Medieval Art on the Move

The Courtauld Postgraduate Medieval Colloquium 2025

Friday 28 March 2025, London, UK 

Due By 20 January 2025

Portable Altar from Avignon, enamel, silver, gold and granite, British Museum (inv. No. 1896,0716.1). © The Trustees of the British Museum.

Now entombed in airless glass vitrines, medieval objects in museums appear static and immovable. But in the Middle Ages, artworks were active and mobile:  they were manipulated in the hand, processed through towns, and traded or gifted across very large geographic areas. Viewers were also on the move: they carried artworks on their body or processed alongside them in religious ceremonies. Merchants, soldiers, and pilgrims travelled to new places and brought artworks home with them. This colloquium will explore medieval artworks as sites of sophisticated meaning-making through the theme of movement, on small and large scales. Medieval works of art were often moved during ritual, and many artworks also integrated moving parts, such as wings or other hinged elements. In a broader context, artworks could travel huge distances, acquiring new significances as they transgressed political, cultural and religious borders. The Silk Roads exhibition currently open at the British Museum speaks to such journeys, presenting the people and objects travelling along overlapping and expansive networks of trade, and asking how these movements shaped meanings and cultures both along the way and at their destinations. To that end, the colloquium looks to open new dialogues regarding the movement of medieval artworks, initiating discussions on how it affected an object’s reception.

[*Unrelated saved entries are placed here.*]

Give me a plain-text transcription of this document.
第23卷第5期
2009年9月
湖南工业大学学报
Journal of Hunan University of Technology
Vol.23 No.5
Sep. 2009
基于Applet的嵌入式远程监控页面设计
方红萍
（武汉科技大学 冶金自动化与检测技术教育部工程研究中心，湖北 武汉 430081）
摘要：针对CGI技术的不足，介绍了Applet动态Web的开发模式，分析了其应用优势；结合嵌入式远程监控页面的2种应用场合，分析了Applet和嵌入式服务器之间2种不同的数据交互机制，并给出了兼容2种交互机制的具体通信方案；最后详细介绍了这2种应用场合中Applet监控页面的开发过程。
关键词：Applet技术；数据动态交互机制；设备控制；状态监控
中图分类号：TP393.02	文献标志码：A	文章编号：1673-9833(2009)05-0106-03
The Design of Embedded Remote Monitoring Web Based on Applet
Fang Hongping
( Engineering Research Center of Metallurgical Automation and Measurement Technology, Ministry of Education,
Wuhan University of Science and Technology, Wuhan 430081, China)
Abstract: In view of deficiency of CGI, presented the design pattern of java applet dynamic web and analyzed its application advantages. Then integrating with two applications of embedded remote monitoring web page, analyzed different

We invite submissions for 20-minute papers that investigate the impact of movement on objects and their audiences. Respondents might consider themes including but by no means limited to:

  • The vehicles or mechanisms by which medieval objects moved across geographic and cultural boundaries, such as gifting, trade, theft, or war

  • Processions and ritual, versus more informal movements

  • Distance and proximity

  • Motion and stillness

  • Intercultural exchanges and movement of ideas

We invite PhD candidates to submit an up to 250-word paper proposal and title, a short CV, together with their complete contact details (full name, email, and institutional affiliation) by 20th January 2025. Please send these to both Sophia Adams (sophia.adams@courtauld.ac.uk) and Natalia Muñoz-Rojas (natalia.munoz-rojas@courtauld.ac.uk).

There may be some limited funding to support travel and accommodation costs for those without institutional support. If you would require funding support, please include a brief budget alongside your abstract.